No, that isn't what I'm saying. The stealthing in of this scaling absolutely, without a doubt WAS a poor design decision. The realized that fairly quickly and changed it to something that is completely within normal limits of what should happen while we're traversing the world...some modicum of "danger" lurking about without making us feel as though our time is wasted as we become more powerful.
The difference today, right now if you log in, is barely noticeable...you said exactly that yourself.
04/10/2017 05:55 PMPosted by
Tresska
This makes zero sense.
As it should since that's not what I said. I asked what information you had gathered to back up your claims that adding scaling...scaling that is nearly undetectable at that..."kills the game and kills subscriptions". I also stated that using MMOs that really had no substantial subscriber base that lasted beyond a few months doesn't count. It doesn't count because simply adding a nearly undetectable feature wouldn't have had that much impact alone.
04/10/2017 05:55 PMPosted by
Tresska
Are you telling me that we can learn nothing from the decisions another developer makes with their IP unless they have WoW's numbers? That is preposterous on every level.
No, that is also not what I said. I asked you for some kind of information...as already described.
One single feature...that is barely even noticeable...cannot, on it's own with nothing else wrong, "kill" a game regardless of it's numbers. So where, exactly, is this "lesson learned" supposed to be coming from? THAT is what I asked. And, yes, it would be nice to have some example of a game that wasn't already dead in the water when it hit shelves upon initial launch.
WoW is not perfect by any stretch of the imagination. It never was and never will be. There will always be things we don't like in the game. And feedback is a wonderful thing. But there comes a time when that feedback is no longer actually saying anything. It becomes hyperbole and accusations and "prophesies" that never come to fruition.
04/10/2017 05:55 PMPosted by
Tresska
Just as an example, in the past Blizz has made concerted efforts to observe a game genre, learn the mistakes of less successful companies, then enter into that genre with their own product. Blizz rarely innovates and makes a new genre.
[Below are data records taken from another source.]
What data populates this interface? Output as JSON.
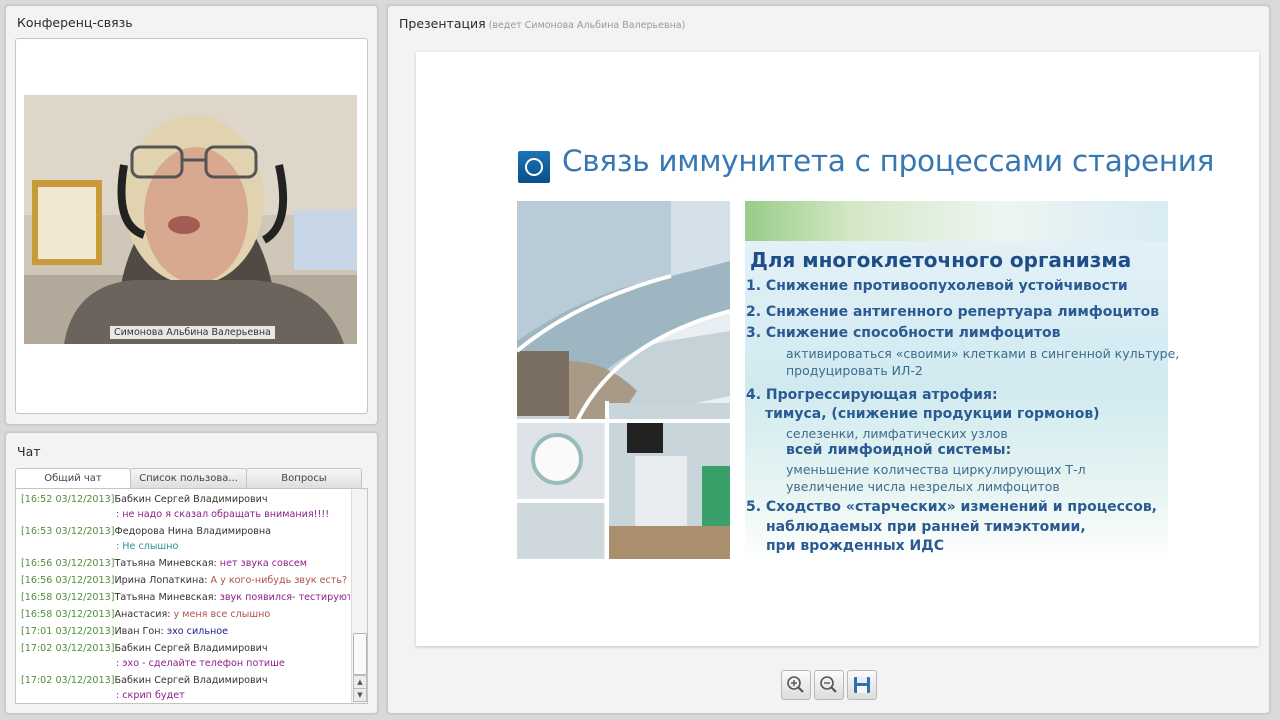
{
  "conference": {
    "title": "Конференц-связь",
    "video_caption": "Симонова Альбина Валерьевна"
  },
  "chat": {
    "title": "Чат",
    "tabs": [
      "Общий чат",
      "Список пользова...",
      "Вопросы"
    ],
    "messages": [
      {
        "ts": "[16:52 03/12/2013]",
        "name": "Бабкин Сергей Владимирович",
        "text": ": не надо я сказал обращать внимания!!!!",
        "wrap": true,
        "color": "c0"
      },
      {
        "ts": "[16:53 03/12/2013]",
        "name": "Федорова Нина Владимировна",
        "text": ": Не слышно",
        "wrap": true,
        "color": "c1"
      },
      {
        "ts": "[16:56 03/12/2013]",
        "name": "Татьяна Миневская:",
        "text": "нет звука совсем",
        "wrap": false,
        "color": "c0"
      },
      {
        "ts": "[16:56 03/12/2013]",
        "name": "Ирина Лопаткина:",
        "text": "А у кого-нибудь звук есть?",
        "wrap": false,
        "color": "c2"
      },
      {
        "ts": "[16:58 03/12/2013]",
        "name": "Татьяна Миневская:",
        "text": "звук появился- тестируют",
        "wrap": false,
        "color": "c0"
      },
      {
        "ts": "[16:58 03/12/2013]",
        "name": "Анастасия:",
        "text": "у меня все слышно",
        "wrap": false,
        "color": "c2"
      },
      {
        "ts": "[17:01 03/12/2013]",
        "name": "Иван Гон:",
        "text": "эхо сильное",
        "wrap": false,
        "color": "c3"
      },
      {
        "ts": "[17:02 03/12/2013]",
        "name": "Бабкин Сергей Владимирович",
        "text": ": эхо - сделайте телефон потише",
        "wrap": true,
        "color": "c0"
      },
      {
        "ts": "[17:02 03/12/2013]",
        "name": "Бабкин Сергей Владимирович",
        "text": ": скрип будет",
        "wrap": true,
        "color": "c0"
      }
    ]
  },
  "presentation": {
    "title": "Презентация",
    "subtitle": "(ведет Симонова Альбина Валерьевна)",
    "slide": {
      "heading": "Связь иммунитета с процессами старения",
      "subtitle": "Для многоклеточного организма",
      "items": [
        "1.  Снижение противоопухолевой  устойчивости",
        "2.  Снижение антигенного репертуара  лимфоцитов",
        "3.  Снижение способности лимфоцитов",
        "активироваться  «своими» клетками в сингенной культуре,",
        "продуцировать ИЛ-2",
        "4.  Прогрессирующая атрофия:",
        "тимуса, (снижение продукции гормонов)",
        "селезенки, лимфатических узлов",
        "всей лимфоидной системы:",
        "уменьшение количества циркулирующих Т-л",
        "увеличение  числа незрелых  лимфоцитов",
        "5.  Сходство «старческих» изменений и процессов,",
        "наблюдаемых при ранней тимэктомии,",
        "при врожденных ИДС"
      ]
    },
    "toolbar": {
      "zoom_in": "zoom-in-icon",
      "zoom_out": "zoom-out-icon",
      "save": "save-icon"
    }
  }
}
They take what other have done, learn from their mistakes and make something more popular and easier to enter.
Blizz should continue learning from the mistakes of other, less popular mmos
No one said they shouldn't. I'm just still waiting for you to give an example of ANY MMO that implemented a nearly undetectable feature that "died" due to that undetectable feature. And the fact that they actively do this...and always have...along with my inability to actually find any information regarding item level scaling, or zone scaling, or mob scaling having "killed a game and killed it's subscriber numbers" leads me to believe that they probably did just that in this very situation.
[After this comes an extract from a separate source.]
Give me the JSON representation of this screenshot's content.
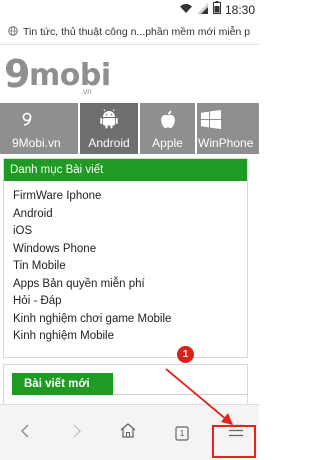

They over did it...and recognized that the stealthing in of the change was part of the problem...then scaled it back to a point where IT IS BARELY NOTICEABLE. A fact that YOU have acknowledged. Continued crying to have something that, in the long run over the course of expansions to come, may actually HELP the game is what makes zero sense at all. Where is your support for the claim that this barely noticeable change will "kill" anything?
All you're doing is making unsubstantiated claims at this point and instilling fear of something that is likely to never happen (total world scaling of all zones, past, present, and future) at some magnitude where anything we do will make us feel as though we should never move beyond quest greens.
That is not learning lessons or taking mistakes of others and doing better. It is nothing more than fear mongering.